Ryan's head snapped up, his eyes widening as they focused on the scene unfolding to his left. A delivery truck, its blue paint gleaming in the morning sunlight, was bearing down on him at an unprecedented speed. The driver's face was visible through the windshield - a middle-aged man with terror written across his features, his hands gripping the steering wheel as he stood on the brakes with everything he had.

But even as Ryan watched, even as his brain processed what was happening with crystal clarity, one thought cut through the chaos with grim certainty: 'The truck isn't going to stop in time.'

Time seemed to slow to a crawl as Ryan stared at his approaching fate, now only mere feet away from impact. The truck filled his vision, growing larger with each millisecond, its chrome grille reflecting the morning sun like the teeth of some mechanical beast.

'I'm... I'm going to die.'

The thought came with strange calm, a sense of inevitability that felt almost peaceful after years of wondering why he was still alive. Perhaps this was the answer he'd been unconsciously seeking all along.

The impact, when it came, was like being hit by a meteor. Ryan's body was lifted from the asphalt and flung across the intersection like a discarded toy, his limbs ragdoll-limp as he sailed through the air before crashing down onto the unforgiving concrete with a sickening sound that seemed to echo in the sudden silence that followed.

Everything after that moment became a disjointed series of snapshots, consciousness flickering in and out like a faulty light bulb. He blinked once and found himself staring up at the sky, the familiar blue expanse now seeming impossibly distant and strange. His body felt disconnected from his mind, as if he were observing everything through a thick pane of glass.

Another blink, and suddenly the world was filled with flashing lights - red and blue strobes, chaotic colors. Paramedics in navy uniforms surrounded him, their voices reaching his ears as muffled sounds, like conversations heard through water. Hands moved over his body with professional efficiency, checking, prodding, assessing damage that he couldn't feel.

The next conscious moment found him strapped to a gurney, the ceiling of an ambulance passing overhead as emergency responders worked frantically around him. The mechanical beeping of monitors provided a steady rhythm to the controlled chaos, and through the small rear window, he could see the familiar streets of his neighborhood sliding past in reverse.

Then his eyes closed, and this time, unlike all the moments before, they didn't open again.

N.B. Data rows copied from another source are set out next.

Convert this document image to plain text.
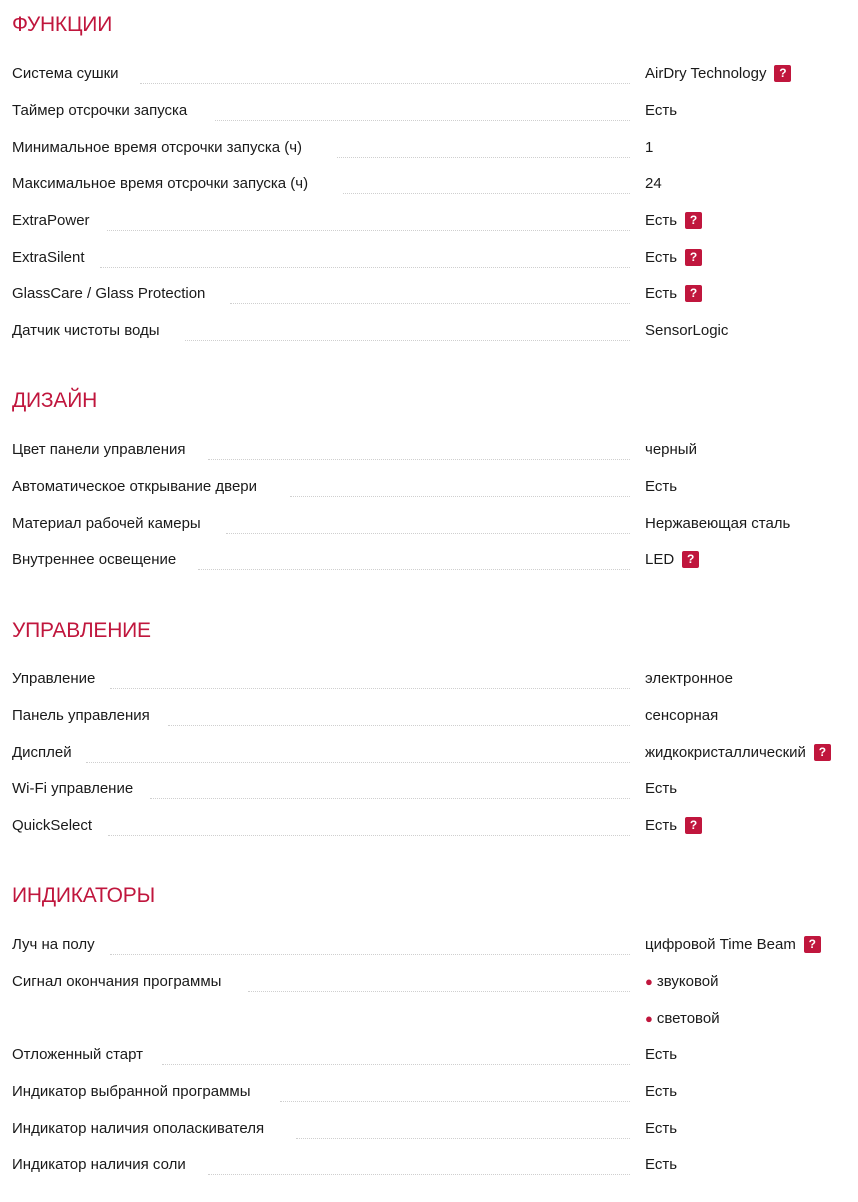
ФУНКЦИИ
Система сушки	AirDry Technology ?
Таймер отсрочки запуска	Есть
Минимальное время отсрочки запуска (ч)	1
Максимальное время отсрочки запуска (ч)	24
ExtraPower	Есть ?
ExtraSilent	Есть ?
GlassCare / Glass Protection	Есть ?
Датчик чистоты воды	SensorLogic
ДИЗАЙН
Цвет панели управления	черный
Автоматическое открывание двери	Есть
Материал рабочей камеры	Нержавеющая сталь
Внутреннее освещение	LED ?
УПРАВЛЕНИЕ
Управление	электронное
Панель управления	сенсорная
Дисплей	жидкокристаллический ?
Wi-Fi управление	Есть
QuickSelect	Есть ?
ИНДИКАТОРЫ
Луч на полу	цифровой Time Beam ?
Сигнал окончания программы	● звуковой
● световой
Отложенный старт	Есть
Индикатор выбранной программы	Есть
Индикатор наличия ополаскивателя	Есть
Индикатор наличия соли	Есть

'I'm going to die such a pathetic person... Well, I guess it's better this way. What I was doing couldn't really be considered living anyway.'

The thought drifted through his fading consciousness like a leaf on the wind, carrying with it a strange sense of relief. Soon, his thoughts began to fade, his mind growing quiet as darkness crept in from the edges of his awareness. The beeping monitors became distant thunder, then whispers, then nothing at all.

And then there was only darkness... until, unimaginably and unbelievably, there was light once again.

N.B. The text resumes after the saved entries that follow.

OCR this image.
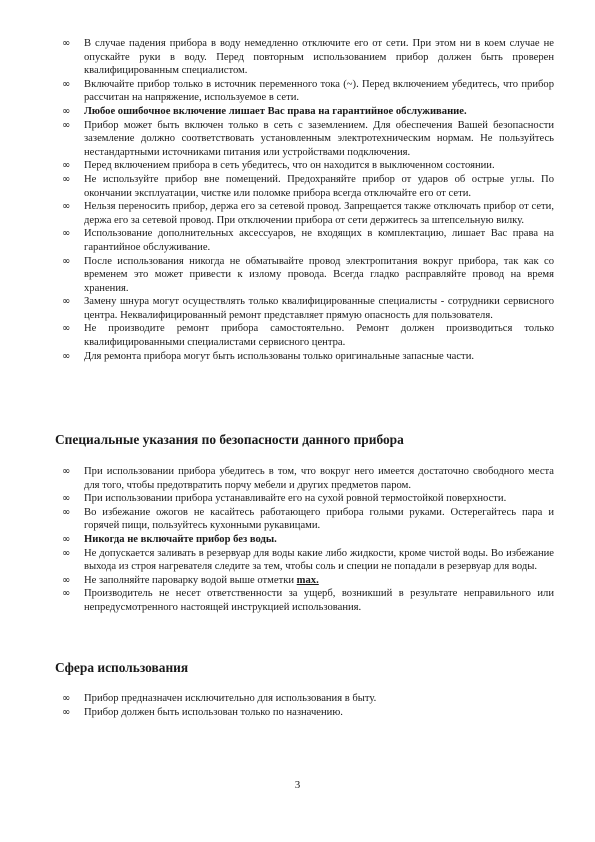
∞ В случае падения прибора в воду немедленно отключите его от сети. При этом ни в коем случае не опускайте руки в воду. Перед повторным использованием прибор должен быть проверен квалифицированным специалистом.
∞ Включайте прибор только в источник переменного тока (~). Перед включением убедитесь, что прибор рассчитан на напряжение, используемое в сети.
∞ Любое ошибочное включение лишает Вас права на гарантийное обслуживание.
∞ Прибор может быть включен только в сеть с заземлением. Для обеспечения Вашей безопасности заземление должно соответствовать установленным электротехническим нормам. Не пользуйтесь нестандартными источниками питания или устройствами подключения.
∞ Перед включением прибора в сеть убедитесь, что он находится в выключенном состоянии.
∞ Не используйте прибор вне помещений. Предохраняйте прибор от ударов об острые углы. По окончании эксплуатации, чистке или поломке прибора всегда отключайте его от сети.
∞ Нельзя переносить прибор, держа его за сетевой провод. Запрещается также отключать прибор от сети, держа его за сетевой провод. При отключении прибора от сети держитесь за штепсельную вилку.
∞ Использование дополнительных аксессуаров, не входящих в комплектацию, лишает Вас права на гарантийное обслуживание.
∞ После использования никогда не обматывайте провод электропитания вокруг прибора, так как со временем это может привести к излому провода. Всегда гладко расправляйте провод на время хранения.
∞ Замену шнура могут осуществлять только квалифицированные специалисты - сотрудники сервисного центра. Неквалифицированный ремонт представляет прямую опасность для пользователя.
∞ Не производите ремонт прибора самостоятельно. Ремонт должен производиться только квалифицированными специалистами сервисного центра.
∞ Для ремонта прибора могут быть использованы только оригинальные запасные части.
Специальные указания по безопасности данного прибора
∞ При использовании прибора убедитесь в том, что вокруг него имеется достаточно свободного места для того, чтобы предотвратить порчу мебели и других предметов паром.
∞ При использовании прибора устанавливайте его на сухой ровной термостойкой поверхности.
∞ Во избежание ожогов не касайтесь работающего прибора голыми руками. Остерегайтесь пара и горячей пищи, пользуйтесь кухонными рукавицами.
∞ Никогда не включайте прибор без воды.
∞ Не допускается заливать в резервуар для воды какие либо жидкости, кроме чистой воды. Во избежание выхода из строя нагревателя следите за тем, чтобы соль и специи не попадали в резервуар для воды.
∞ Не заполняйте пароварку водой выше отметки max.
∞ Производитель не несет ответственности за ущерб, возникший в результате неправильного или непредусмотренного настоящей инструкцией использования.
Сфера использования
∞ Прибор предназначен исключительно для использования в быту.
∞ Прибор должен быть использован только по назначению.
3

His mind stirred first, consciousness returning like tide creeping up a beach, slow and tentative and impossible. Then his eyes opened, blinking against brightness that seemed to pierce straight through to his soul.

'What the hell...? What's going on? I thought I was dead. Is... is this the afterlife?'

The brilliant light gradually faded as his eyes adjusted, revealing not the sterile white ceiling of a hospital room, but an endless expanse of bright blue sky stretched out above him like a painted canvas. And with the return of his vision came sound - a rather annoying, ear-piercing sound that made him want to cover his ears.

'Where the hell am I?... And for the love of God, what is that ear-piercing sound? Is it... crying? It sounds like a baby crying…'

A/N: "Standing there in front of the mirror, that familiar question rose unbidden in his mind: 'Why am I still alive?'" bro WILL NOT be needing to ask that question anymore! He is very much NOT still alive!